3.4.3. Belastingplichtigen zullen veelal niet bekend zijn met de hieruit voortvloeiende noodzaak om (tevens) in bezwaar of beroep te komen tegen de navorderingsaanslag. Als gevolg van die onbekendheid zal het opleggen van een navorderingsaanslag zonder nadere voorlichting in de onder 3.4.2 bedoelde gevallen tot gevolg hebben dat de belastingplichtige een effectieve rechtsbescherming daartegen ontbeert, doordat hij nalaat zijn eerder aangevoerde klachten tegen de primitieve aanslag te herhalen in het kader van bezwaar en eventueel beroep tegen die navorderingsaanslag.

3.4.4. Het zorgvuldigheidsbeginsel brengt daarom mee dat de inspecteur een belastingplichtige schriftelijk wijst op de in 3.4.2 bedoelde consequentie indien hij aan die belastingplichtige een navorderingsaanslag oplegt op een moment waarop deze in bezwaar of beroep is gekomen tegen (de hoogte van) de primitieve aanslag over datzelfde tijdvak. De inspecteur dient deze schriftelijke informatie uiterlijk ten tijde van de bekendmaking van de navorderingsaanslag aan de belastingplichtige toe te zenden.

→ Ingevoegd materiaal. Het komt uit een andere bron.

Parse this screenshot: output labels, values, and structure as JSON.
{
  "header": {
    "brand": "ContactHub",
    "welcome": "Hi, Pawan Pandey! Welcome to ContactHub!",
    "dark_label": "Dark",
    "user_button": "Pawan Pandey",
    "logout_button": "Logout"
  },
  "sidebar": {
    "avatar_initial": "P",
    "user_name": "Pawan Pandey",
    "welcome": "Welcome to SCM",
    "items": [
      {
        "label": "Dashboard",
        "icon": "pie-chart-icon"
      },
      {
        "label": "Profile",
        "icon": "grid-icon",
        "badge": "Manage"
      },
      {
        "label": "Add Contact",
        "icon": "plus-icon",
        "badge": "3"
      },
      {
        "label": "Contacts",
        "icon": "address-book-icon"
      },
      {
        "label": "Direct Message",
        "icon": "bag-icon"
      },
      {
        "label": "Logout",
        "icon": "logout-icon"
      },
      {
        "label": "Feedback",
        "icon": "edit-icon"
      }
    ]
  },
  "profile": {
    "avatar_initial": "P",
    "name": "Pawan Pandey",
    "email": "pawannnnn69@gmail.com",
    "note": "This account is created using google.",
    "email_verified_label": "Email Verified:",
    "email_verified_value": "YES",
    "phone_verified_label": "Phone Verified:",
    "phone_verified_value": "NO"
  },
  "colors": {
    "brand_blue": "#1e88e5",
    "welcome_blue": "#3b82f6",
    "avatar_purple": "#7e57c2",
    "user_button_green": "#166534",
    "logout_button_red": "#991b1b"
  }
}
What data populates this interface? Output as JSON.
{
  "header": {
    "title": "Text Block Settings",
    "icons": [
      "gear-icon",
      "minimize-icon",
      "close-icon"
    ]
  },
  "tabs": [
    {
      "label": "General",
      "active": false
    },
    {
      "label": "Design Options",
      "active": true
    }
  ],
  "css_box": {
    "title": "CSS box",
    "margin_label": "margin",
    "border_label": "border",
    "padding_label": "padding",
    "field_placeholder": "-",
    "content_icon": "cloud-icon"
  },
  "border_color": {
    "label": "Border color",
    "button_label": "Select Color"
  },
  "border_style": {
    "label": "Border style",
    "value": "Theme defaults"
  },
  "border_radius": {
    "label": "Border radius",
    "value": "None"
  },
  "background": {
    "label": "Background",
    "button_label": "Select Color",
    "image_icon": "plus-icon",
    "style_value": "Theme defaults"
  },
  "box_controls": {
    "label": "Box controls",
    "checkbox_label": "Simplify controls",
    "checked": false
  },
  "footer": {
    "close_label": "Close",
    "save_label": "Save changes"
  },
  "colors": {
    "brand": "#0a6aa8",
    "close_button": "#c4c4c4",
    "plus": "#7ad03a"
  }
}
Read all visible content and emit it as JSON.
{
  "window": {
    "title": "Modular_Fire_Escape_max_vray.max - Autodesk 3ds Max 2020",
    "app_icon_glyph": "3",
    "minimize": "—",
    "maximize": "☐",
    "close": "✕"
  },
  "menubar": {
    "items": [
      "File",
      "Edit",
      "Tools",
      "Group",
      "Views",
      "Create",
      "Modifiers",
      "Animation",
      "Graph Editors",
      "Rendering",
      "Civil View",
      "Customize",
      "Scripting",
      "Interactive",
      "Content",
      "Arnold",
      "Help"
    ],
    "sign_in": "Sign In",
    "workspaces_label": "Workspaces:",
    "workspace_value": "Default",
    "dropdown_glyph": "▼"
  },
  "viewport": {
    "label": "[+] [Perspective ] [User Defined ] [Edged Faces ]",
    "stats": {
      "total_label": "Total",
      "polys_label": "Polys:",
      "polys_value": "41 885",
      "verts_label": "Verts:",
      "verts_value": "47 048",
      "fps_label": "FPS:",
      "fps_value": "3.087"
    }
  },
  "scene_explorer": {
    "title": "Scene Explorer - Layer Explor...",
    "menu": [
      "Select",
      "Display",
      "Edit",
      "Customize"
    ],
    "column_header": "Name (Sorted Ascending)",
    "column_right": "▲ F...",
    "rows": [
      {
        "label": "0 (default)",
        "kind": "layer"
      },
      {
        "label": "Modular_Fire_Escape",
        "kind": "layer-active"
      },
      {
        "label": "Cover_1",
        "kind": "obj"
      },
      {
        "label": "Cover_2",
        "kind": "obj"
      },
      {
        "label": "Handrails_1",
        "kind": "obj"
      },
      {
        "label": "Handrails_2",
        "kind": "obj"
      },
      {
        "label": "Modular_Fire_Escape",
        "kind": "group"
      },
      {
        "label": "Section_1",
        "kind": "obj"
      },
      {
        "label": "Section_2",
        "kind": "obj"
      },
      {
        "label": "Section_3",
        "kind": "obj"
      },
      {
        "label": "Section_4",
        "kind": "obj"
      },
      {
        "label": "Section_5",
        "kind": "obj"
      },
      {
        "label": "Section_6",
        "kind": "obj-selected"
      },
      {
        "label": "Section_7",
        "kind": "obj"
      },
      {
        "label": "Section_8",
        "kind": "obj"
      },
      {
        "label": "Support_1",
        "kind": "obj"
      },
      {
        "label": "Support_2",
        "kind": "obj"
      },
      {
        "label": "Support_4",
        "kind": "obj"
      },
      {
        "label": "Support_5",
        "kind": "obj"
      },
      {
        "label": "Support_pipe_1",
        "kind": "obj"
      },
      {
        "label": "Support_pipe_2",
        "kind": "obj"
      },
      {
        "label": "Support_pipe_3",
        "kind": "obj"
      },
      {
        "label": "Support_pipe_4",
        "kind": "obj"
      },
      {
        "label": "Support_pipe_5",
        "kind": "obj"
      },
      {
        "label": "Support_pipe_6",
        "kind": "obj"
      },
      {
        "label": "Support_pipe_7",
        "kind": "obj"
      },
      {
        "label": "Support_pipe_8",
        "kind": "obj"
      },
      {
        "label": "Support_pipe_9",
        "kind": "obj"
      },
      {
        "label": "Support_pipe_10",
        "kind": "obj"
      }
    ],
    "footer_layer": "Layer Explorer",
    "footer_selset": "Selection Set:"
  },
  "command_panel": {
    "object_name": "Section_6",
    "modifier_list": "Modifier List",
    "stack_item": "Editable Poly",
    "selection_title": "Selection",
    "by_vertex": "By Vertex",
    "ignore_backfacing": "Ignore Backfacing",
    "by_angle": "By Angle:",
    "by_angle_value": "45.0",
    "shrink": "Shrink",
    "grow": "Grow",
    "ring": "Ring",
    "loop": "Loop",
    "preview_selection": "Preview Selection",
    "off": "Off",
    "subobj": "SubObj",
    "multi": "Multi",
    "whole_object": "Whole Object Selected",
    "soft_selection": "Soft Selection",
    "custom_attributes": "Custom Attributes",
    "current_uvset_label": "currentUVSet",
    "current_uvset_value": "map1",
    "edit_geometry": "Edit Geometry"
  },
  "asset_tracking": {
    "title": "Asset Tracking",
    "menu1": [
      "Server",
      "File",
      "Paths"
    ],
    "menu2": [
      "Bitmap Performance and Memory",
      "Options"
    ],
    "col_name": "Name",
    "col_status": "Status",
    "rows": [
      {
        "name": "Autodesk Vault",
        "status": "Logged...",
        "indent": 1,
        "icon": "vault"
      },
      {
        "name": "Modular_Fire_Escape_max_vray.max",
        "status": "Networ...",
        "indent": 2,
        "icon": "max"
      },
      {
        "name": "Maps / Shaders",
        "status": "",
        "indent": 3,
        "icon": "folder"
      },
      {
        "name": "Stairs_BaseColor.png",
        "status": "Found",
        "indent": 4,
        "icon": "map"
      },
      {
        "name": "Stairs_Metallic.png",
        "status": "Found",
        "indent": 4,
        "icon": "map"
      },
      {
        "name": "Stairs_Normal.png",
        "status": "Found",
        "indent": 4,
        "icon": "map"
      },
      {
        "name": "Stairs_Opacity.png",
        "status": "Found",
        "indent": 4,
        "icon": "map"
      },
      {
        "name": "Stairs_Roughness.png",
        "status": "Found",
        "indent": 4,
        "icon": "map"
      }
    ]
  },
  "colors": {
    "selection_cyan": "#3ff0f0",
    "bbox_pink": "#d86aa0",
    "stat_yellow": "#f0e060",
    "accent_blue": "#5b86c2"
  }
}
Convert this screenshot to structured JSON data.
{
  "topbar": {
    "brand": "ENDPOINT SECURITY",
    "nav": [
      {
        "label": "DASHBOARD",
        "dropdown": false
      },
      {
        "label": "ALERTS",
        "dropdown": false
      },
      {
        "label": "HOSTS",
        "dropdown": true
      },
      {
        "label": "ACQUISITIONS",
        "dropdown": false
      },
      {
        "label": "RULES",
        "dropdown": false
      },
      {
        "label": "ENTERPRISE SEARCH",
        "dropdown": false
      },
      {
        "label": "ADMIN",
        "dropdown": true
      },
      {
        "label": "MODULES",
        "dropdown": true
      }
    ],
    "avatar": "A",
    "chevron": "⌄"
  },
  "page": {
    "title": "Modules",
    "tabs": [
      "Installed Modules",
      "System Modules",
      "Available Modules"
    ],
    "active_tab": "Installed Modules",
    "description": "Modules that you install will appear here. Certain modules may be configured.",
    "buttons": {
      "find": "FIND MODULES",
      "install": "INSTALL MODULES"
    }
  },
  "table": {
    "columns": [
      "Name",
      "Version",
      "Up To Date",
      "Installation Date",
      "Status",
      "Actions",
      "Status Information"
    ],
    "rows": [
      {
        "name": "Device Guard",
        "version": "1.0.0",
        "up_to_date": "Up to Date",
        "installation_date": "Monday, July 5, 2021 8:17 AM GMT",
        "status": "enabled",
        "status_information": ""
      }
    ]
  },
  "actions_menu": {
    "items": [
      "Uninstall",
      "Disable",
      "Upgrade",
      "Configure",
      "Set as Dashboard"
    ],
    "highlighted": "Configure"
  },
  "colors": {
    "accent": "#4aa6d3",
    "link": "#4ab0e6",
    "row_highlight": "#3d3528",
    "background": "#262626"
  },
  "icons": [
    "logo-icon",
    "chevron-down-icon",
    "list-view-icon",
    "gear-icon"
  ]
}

3.4.5. Laat de inspecteur dit na, dan behoren de gevolgen daarvan niet voor rekening van de belastingplichtige te komen. Indien deze informatie niet of niet tijdig is verstrekt, en de belastingplichtige die te laat een rechtsmiddel met betrekking tot de navorderingsaanslag heeft aangewend, aanvoert dat als gevolg van die nalatigheid redelijkerwijs niet kan worden geoordeeld dat hij in verzuim is geweest, dient niet-ontvankelijkverklaring wegens termijnoverschrijding daarom op de voet van artikel 6:11 van de Algemene wet bestuursrecht achterwege te blijven, indien het rechtsmiddel is aangewend zo spoedig als met inachtneming van het voorgaande redelijkerwijs kon worden verlangd. Deze regel lijdt slechts uitzondering in gevallen waarin aannemelijk is dat de belastingplichtige er anderszins tijdig van op de hoogte was hoe hij zijn rechten kon veiligstellen.

3.5. Het hiervoor in 3.4 overwogene kan in het onderhavige geval niet tot een andere beslissing leiden, reeds omdat deze procedure geen betrekking heeft op de navorderingsaanslag.

4. Proceskosten

De Hoge Raad acht geen termen aanwezig voor een veroordeling in de proceskosten.

5. Beslissing

De Hoge Raad verklaart het beroep in cassatie ongegrond.

Dit arrest is gewezen door de vice-president J.W. van den Berge als voorzitter, en de raadsheren C. Schaap, J.W.M. Tijnagel, A.H.T. Heisterkamp en M.W.C. Feteris, in tegenwoordigheid van de waarnemend griffier A.I. Boussak-Leeksma, en in het openbaar uitgesproken op 19 maart 2010.